The department claims that the move will save £1bn over the 10-year period. However, we beg to differ – this long-term contract is in fact the height of short-sighted tunnel vision. Mr Fallon has apparently failed to realise that technology nowadays tends to change, and pretty rapidly for that matter. Is a 10-year investment in today’s IT really that wise considering it will be decrepit and redundant long before the 10 years have elapsed? The contract was hailed by Secretary of State as an absolute necessity to ensure the safety of our troops: “We must keep pace with those who pose a threat to UK security, whether overt or cyber-based.” Investing in soon-to-be out-of-date IT is an unusual way of safeguarding our future.

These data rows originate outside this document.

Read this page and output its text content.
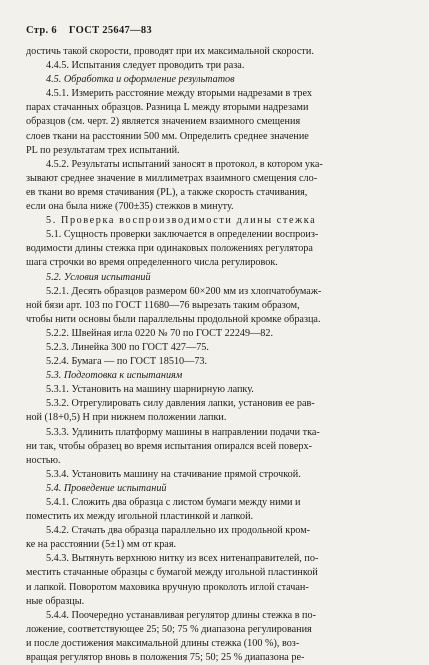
Стр. 6 ГОСТ 25647—83

достичь такой скорости, проводят при их максимальной скорости.

4.4.5. Испытания следует проводить три раза.

4.5. Обработка и оформление результатов

4.5.1. Измерить расстояние между вторыми надрезами в трех

парах стачанных образцов. Разница L между вторыми надрезами

образцов (см. черт. 2) является значением взаимного смещения

слоев ткани на расстоянии 500 мм. Определить среднее значение

PL по результатам трех испытаний.

4.5.2. Результаты испытаний заносят в протокол, в котором ука-

зывают среднее значение в миллиметрах взаимного смещения сло-

ев ткани во время стачивания (PL), а также скорость стачивания,

если она была ниже (700±35) стежков в минуту.

5. Проверка воспроизводимости длины стежка

5.1. Сущность проверки заключается в определении воспроиз-

водимости длины стежка при одинаковых положениях регулятора

шага строчки во время определенного числа регулировок.

5.2. Условия испытаний

5.2.1. Десять образцов размером 60×200 мм из хлопчатобумаж-

ной бязи арт. 103 по ГОСТ 11680—76 вырезать таким образом,

чтобы нити основы были параллельны продольной кромке образца.

5.2.2. Швейная игла 0220 № 70 по ГОСТ 22249—82.

5.2.3. Линейка 300 по ГОСТ 427—75.

5.2.4. Бумага — по ГОСТ 18510—73.

5.3. Подготовка к испытаниям

5.3.1. Установить на машину шарнирную лапку.

5.3.2. Отрегулировать силу давления лапки, установив ее рав-

ной (18+0,5) Н при нижнем положении лапки.

5.3.3. Удлинить платформу машины в направлении подачи тка-

ни так, чтобы образец во время испытания опирался всей поверх-

ностью.

5.3.4. Установить машину на стачивание прямой строчкой.

5.4. Проведение испытаний

5.4.1. Сложить два образца с листом бумаги между ними и

поместить их между игольной пластинкой и лапкой.

5.4.2. Стачать два образца параллельно их продольной кром-

ке на расстоянии (5±1) мм от края.

5.4.3. Вытянуть верхнюю нитку из всех нитенаправителей, по-

местить стачанные образцы с бумагой между игольной пластинкой

и лапкой. Поворотом маховика вручную проколоть иглой стачан-

ные образцы.

5.4.4. Поочередно устанавливая регулятор длины стежка в по-

ложение, соответствующее 25; 50; 75 % диапазона регулирования

и после достижения максимальной длины стежка (100 %), воз-

вращая регулятор вновь в положения 75; 50; 25 % диапазона ре-
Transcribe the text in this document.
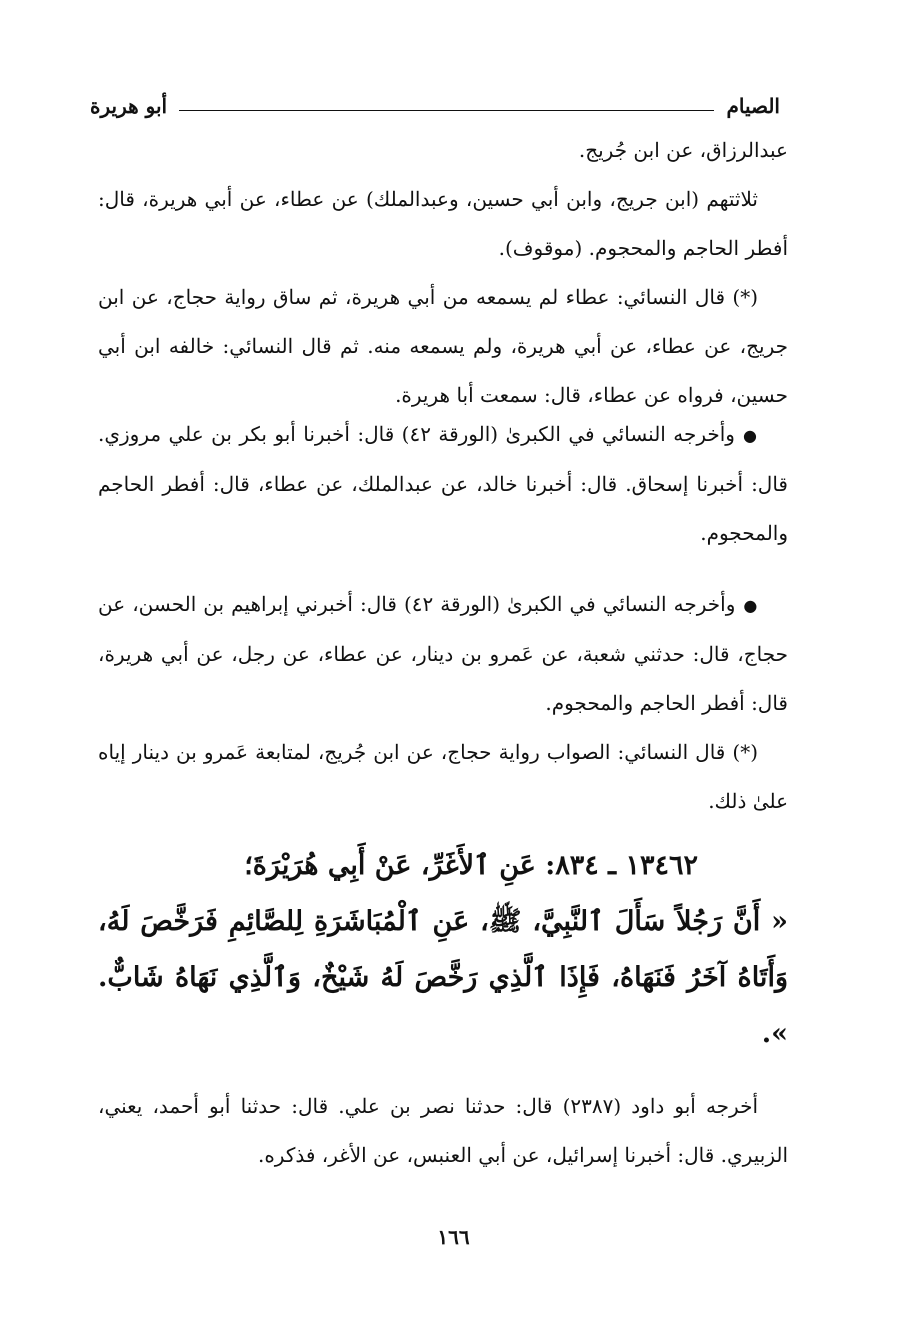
الصيام
أبو هريرة

عبدالرزاق، عن ابن جُريج.

ثلاثتهم (ابن جريج، وابن أبي حسين، وعبدالملك) عن عطاء، عن أبي هريرة، قال: أفطر الحاجم والمحجوم. (موقوف).

(*) قال النسائي: عطاء لم يسمعه من أبي هريرة، ثم ساق رواية حجاج، عن ابن جريج، عن عطاء، عن أبي هريرة، ولم يسمعه منه. ثم قال النسائي: خالفه ابن أبي حسين، فرواه عن عطاء، قال: سمعت أبا هريرة.

● وأخرجه النسائي في الكبرىٰ (الورقة ٤٢) قال: أخبرنا أبو بكر بن علي مروزي. قال: أخبرنا إسحاق. قال: أخبرنا خالد، عن عبدالملك، عن عطاء، قال: أفطر الحاجم والمحجوم.

● وأخرجه النسائي في الكبرىٰ (الورقة ٤٢) قال: أخبرني إبراهيم بن الحسن، عن حجاج، قال: حدثني شعبة، عن عَمرو بن دينار، عن عطاء، عن رجل، عن أبي هريرة، قال: أفطر الحاجم والمحجوم.

(*) قال النسائي: الصواب رواية حجاج، عن ابن جُريج، لمتابعة عَمرو بن دينار إياه علىٰ ذلك.

١٣٤٦٢ ـ ٨٣٤: عَنِ ٱلأَغَرِّ، عَنْ أَبِي هُرَيْرَةَ؛
« أَنَّ رَجُلاً سَأَلَ ٱلنَّبِيَّ، ﷺ، عَنِ ٱلْمُبَاشَرَةِ لِلصَّائِمِ فَرَخَّصَ لَهُ، وَأَتَاهُ آخَرُ فَنَهَاهُ، فَإِذَا ٱلَّذِي رَخَّصَ لَهُ شَيْخٌ، وَٱلَّذِي نَهَاهُ شَابٌّ. ».

أخرجه أبو داود (٢٣٨٧) قال: حدثنا نصر بن علي. قال: حدثنا أبو أحمد، يعني، الزبيري. قال: أخبرنا إسرائيل، عن أبي العنبس، عن الأغر، فذكره.

١٦٦
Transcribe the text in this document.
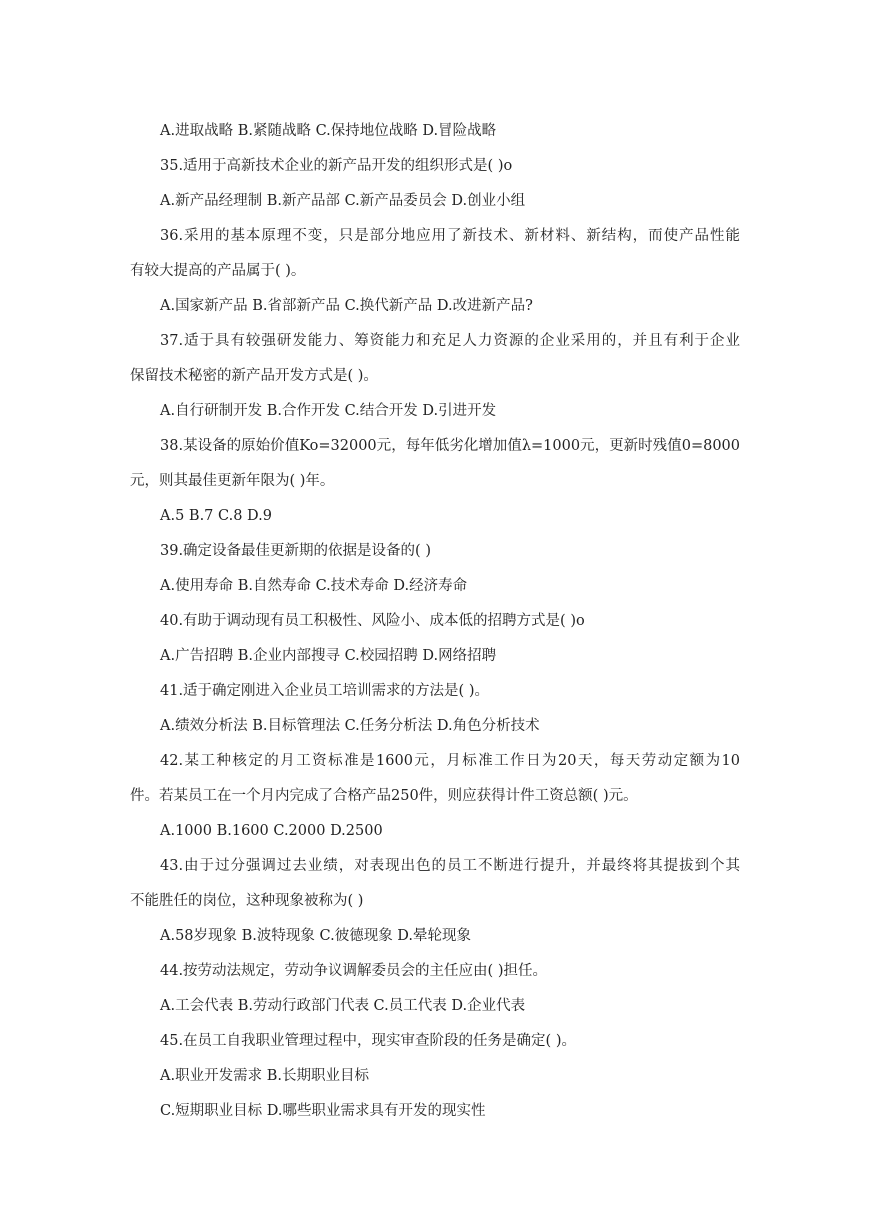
A.进取战略 B.紧随战略 C.保持地位战略 D.冒险战略
35.适用于高新技术企业的新产品开发的组织形式是( )o
A.新产品经理制 B.新产品部 C.新产品委员会 D.创业小组
36.采用的基本原理不变，只是部分地应用了新技术、新材料、新结构，而使产品性能
有较大提高的产品属于( )。
A.国家新产品 B.省部新产品 C.换代新产品 D.改进新产品?
37.适于具有较强研发能力、筹资能力和充足人力资源的企业采用的，并且有利于企业
保留技术秘密的新产品开发方式是( )。
A.自行研制开发 B.合作开发 C.结合开发 D.引进开发
38.某设备的原始价值Ko=32000元，每年低劣化增加值λ=1000元，更新时残值0=8000
元，则其最佳更新年限为( )年。
A.5 B.7 C.8 D.9
39.确定设备最佳更新期的依据是设备的( )
A.使用寿命 B.自然寿命 C.技术寿命 D.经济寿命
40.有助于调动现有员工积极性、风险小、成本低的招聘方式是( )o
A.广告招聘 B.企业内部搜寻 C.校园招聘 D.网络招聘
41.适于确定刚进入企业员工培训需求的方法是( )。
A.绩效分析法 B.目标管理法 C.任务分析法 D.角色分析技术
42.某工种核定的月工资标准是1600元，月标准工作日为20天，每天劳动定额为10
件。若某员工在一个月内完成了合格产品250件，则应获得计件工资总额( )元。
A.1000 B.1600 C.2000 D.2500
43.由于过分强调过去业绩，对表现出色的员工不断进行提升，并最终将其提拔到个其
不能胜任的岗位，这种现象被称为( )
A.58岁现象 B.波特现象 C.彼德现象 D.晕轮现象
44.按劳动法规定，劳动争议调解委员会的主任应由( )担任。
A.工会代表 B.劳动行政部门代表 C.员工代表 D.企业代表
45.在员工自我职业管理过程中，现实审查阶段的任务是确定( )。
A.职业开发需求 B.长期职业目标
C.短期职业目标 D.哪些职业需求具有开发的现实性
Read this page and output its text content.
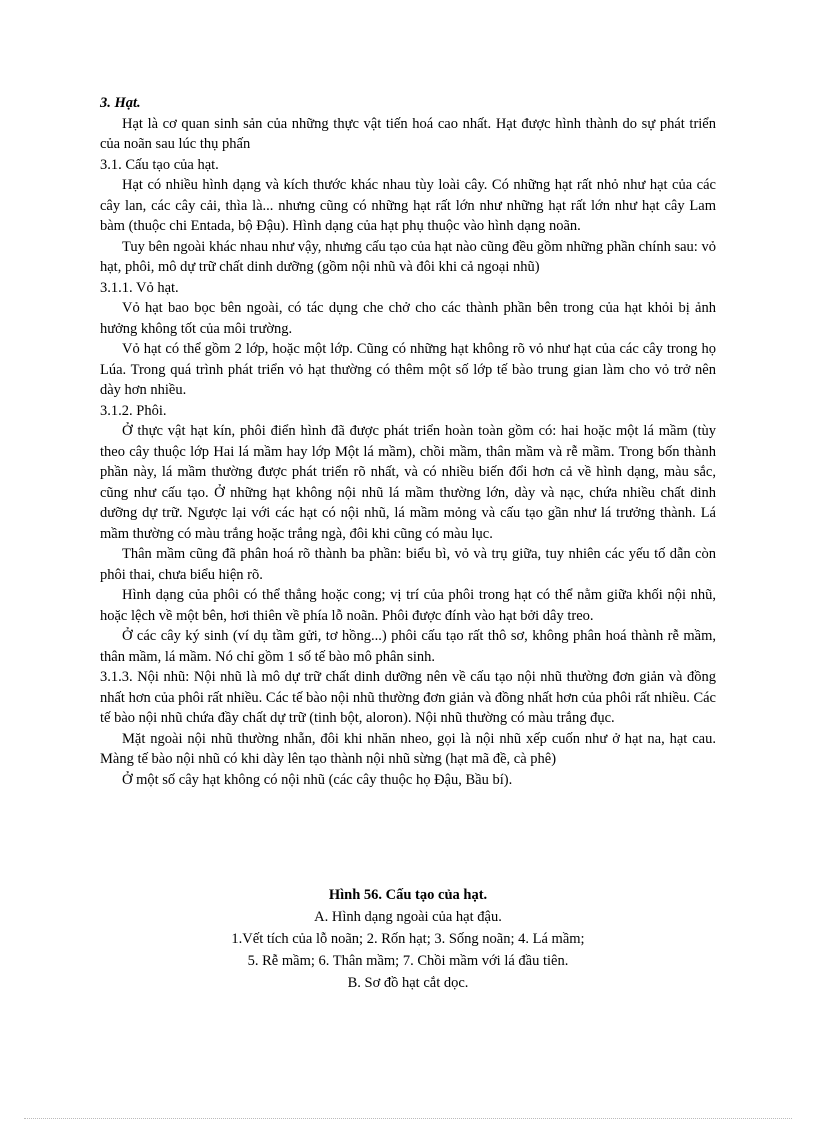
3. Hạt.

Hạt là cơ quan sinh sản của những thực vật tiến hoá cao nhất. Hạt được hình thành do sự phát triển của noãn sau lúc thụ phấn

3.1. Cấu tạo của hạt.

Hạt có nhiều hình dạng và kích thước khác nhau tùy loài cây. Có những hạt rất nhỏ như hạt của các cây lan, các cây cải, thìa là... nhưng cũng có những hạt rất lớn như những hạt rất lớn như hạt cây Lam bàm (thuộc chi Entada, bộ Đậu). Hình dạng của hạt phụ thuộc vào hình dạng noãn.

Tuy bên ngoài khác nhau như vậy, nhưng cấu tạo của hạt nào cũng đều gồm những phần chính sau: vỏ hạt, phôi, mô dự trữ chất dinh dưỡng (gồm nội nhũ và đôi khi cả ngoại nhũ)

3.1.1. Vỏ hạt.

Vỏ hạt bao bọc bên ngoài, có tác dụng che chở cho các thành phần bên trong của hạt khỏi bị ảnh hưởng không tốt của môi trường.

Vỏ hạt có thể gồm 2 lớp, hoặc một lớp. Cũng có những hạt không rõ vỏ như hạt của các cây trong họ Lúa. Trong quá trình phát triển vỏ hạt thường có thêm một số lớp tế bào trung gian làm cho vỏ trở nên dày hơn nhiều.

3.1.2. Phôi.

Ở thực vật hạt kín, phôi điển hình đã được phát triển hoàn toàn gồm có: hai hoặc một lá mầm (tùy theo cây thuộc lớp Hai lá mầm hay lớp Một lá mầm), chồi mầm, thân mầm và rễ mầm. Trong bốn thành phần này, lá mầm thường được phát triển rõ nhất, và có nhiều biến đổi hơn cả về hình dạng, màu sắc, cũng như cấu tạo. Ở những hạt không nội nhũ lá mầm thường lớn, dày và nạc, chứa nhiều chất dinh dưỡng dự trữ. Ngược lại với các hạt có nội nhũ, lá mầm mỏng và cấu tạo gần như lá trưởng thành. Lá mầm thường có màu trắng hoặc trắng ngà, đôi khi cũng có màu lục.

Thân mầm cũng đã phân hoá rõ thành ba phần: biểu bì, vỏ và trụ giữa, tuy nhiên các yếu tố dẫn còn phôi thai, chưa biểu hiện rõ.

Hình dạng của phôi có thể thẳng hoặc cong; vị trí của phôi trong hạt có thể nằm giữa khối nội nhũ, hoặc lệch về một bên, hơi thiên về phía lỗ noãn. Phôi được đính vào hạt bởi dây treo.

Ở các cây ký sinh (ví dụ tầm gửi, tơ hồng...) phôi cấu tạo rất thô sơ, không phân hoá thành rễ mầm, thân mầm, lá mầm. Nó chỉ gồm 1 số tế bào mô phân sinh.

3.1.3. Nội nhũ: Nội nhũ là mô dự trữ chất dinh dưỡng nên về cấu tạo nội nhũ thường đơn giản và đồng nhất hơn của phôi rất nhiều. Các tế bào nội nhũ thường đơn giản và đồng nhất hơn của phôi rất nhiều. Các tế bào nội nhũ chứa đầy chất dự trữ (tinh bột, aloron). Nội nhũ thường có màu trắng đục.

Mặt ngoài nội nhũ thường nhẵn, đôi khi nhăn nheo, gọi là nội nhũ xếp cuốn như ở hạt na, hạt cau. Màng tế bào nội nhũ có khi dày lên tạo thành nội nhũ sừng (hạt mã đề, cà phê)

Ở một số cây hạt không có nội nhũ (các cây thuộc họ Đậu, Bầu bí).

Hình 56. Cấu tạo của hạt.
A. Hình dạng ngoài của hạt đậu.
1.Vết tích của lỗ noãn; 2. Rốn hạt; 3. Sống noãn; 4. Lá mầm;
5. Rễ mầm; 6. Thân mầm; 7. Chồi mầm với lá đầu tiên.
B. Sơ đồ hạt cắt dọc.
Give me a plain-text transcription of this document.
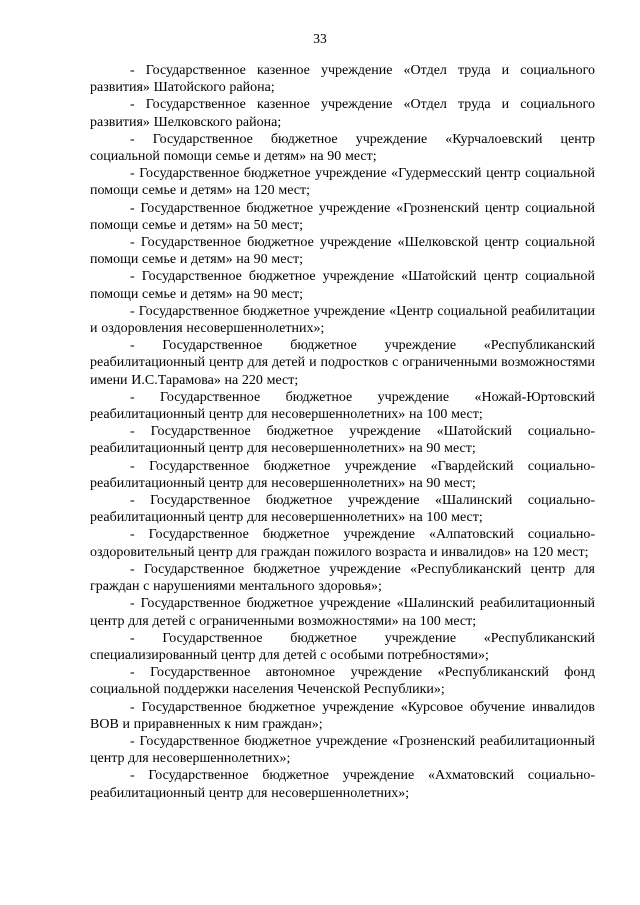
33

- Государственное казенное учреждение «Отдел труда и социального развития» Шатойского района;

- Государственное казенное учреждение «Отдел труда и социального развития» Шелковского района;

- Государственное бюджетное учреждение «Курчалоевский центр социальной помощи семье и детям» на 90 мест;

- Государственное бюджетное учреждение «Гудермесский центр социальной помощи семье и детям» на 120 мест;

- Государственное бюджетное учреждение «Грозненский центр социальной помощи семье и детям» на 50 мест;

- Государственное бюджетное учреждение «Шелковской центр социальной помощи семье и детям» на 90 мест;

- Государственное бюджетное учреждение «Шатойский центр социальной помощи семье и детям» на 90 мест;

- Государственное бюджетное учреждение «Центр социальной реабилитации и оздоровления несовершеннолетних»;

- Государственное бюджетное учреждение «Республиканский реабилитационный центр для детей и подростков с ограниченными возможностями имени И.С.Тарамова» на 220 мест;

- Государственное бюджетное учреждение «Ножай-Юртовский реабилитационный центр для несовершеннолетних» на 100 мест;

- Государственное бюджетное учреждение «Шатойский социально-реабилитационный центр для несовершеннолетних» на 90 мест;

- Государственное бюджетное учреждение «Гвардейский социально-реабилитационный центр для несовершеннолетних» на 90 мест;

- Государственное бюджетное учреждение «Шалинский социально-реабилитационный центр для несовершеннолетних» на 100 мест;

- Государственное бюджетное учреждение «Алпатовский социально-оздоровительный центр для граждан пожилого возраста и инвалидов» на 120 мест;

- Государственное бюджетное учреждение «Республиканский центр для граждан с нарушениями ментального здоровья»;

- Государственное бюджетное учреждение «Шалинский реабилитационный центр для детей с ограниченными возможностями» на 100 мест;

- Государственное бюджетное учреждение «Республиканский специализированный центр для детей с особыми потребностями»;

- Государственное автономное учреждение «Республиканский фонд социальной поддержки населения Чеченской Республики»;

- Государственное бюджетное учреждение «Курсовое обучение инвалидов ВОВ и приравненных к ним граждан»;

- Государственное бюджетное учреждение «Грозненский реабилитационный центр для несовершеннолетних»;

- Государственное бюджетное учреждение «Ахматовский социально-реабилитационный центр для несовершеннолетних»;
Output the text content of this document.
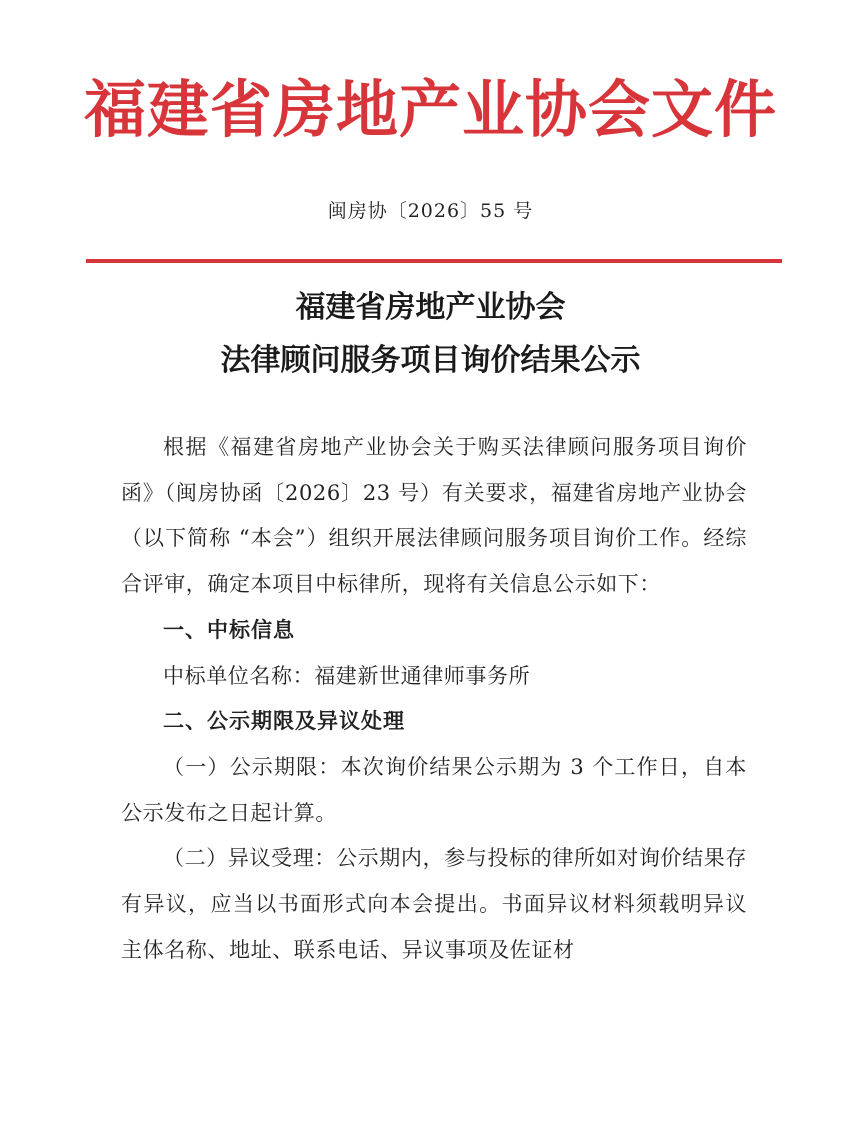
福建省房地产业协会文件
闽房协〔2026〕55 号
福建省房地产业协会
法律顾问服务项目询价结果公示

根据《福建省房地产业协会关于购买法律顾问服务项目询价函》（闽房协函〔2026〕23 号）有关要求，福建省房地产业协会（以下简称 “本会”）组织开展法律顾问服务项目询价工作。经综合评审，确定本项目中标律所，现将有关信息公示如下：

一、中标信息

中标单位名称：福建新世通律师事务所

二、公示期限及异议处理

（一）公示期限：本次询价结果公示期为 3 个工作日，自本公示发布之日起计算。

（二）异议受理：公示期内，参与投标的律所如对询价结果存有异议，应当以书面形式向本会提出。书面异议材料须载明异议主体名称、地址、联系电话、异议事项及佐证材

The MoD is not exactly famed for its financial prudence. Recent bright ideas from the Whitehall wizards have included spending £6 million on earplugs, paying £14,000 to a contractor for every new soldier, a £25,000 Christmas trip to Greenland, and spending billions on storing equipment which is redundant and unfit for purpose – sound familiar?
The MoD has also recently started to shift its employees onto the cloud, handing over £41m to Microsoft in a three-year contract with the prestigious honour of being the largest ever Microsoft volume licensing agreement in the public sector. We would suggest that virtualising some of the unnecessary office Wombles would be a better start to making savings.
It’s clear that the MoD thinks that spending billions of public money on short-sighted long-term “innovations” is inconsequential. We will keep an eye on what happens next to the project.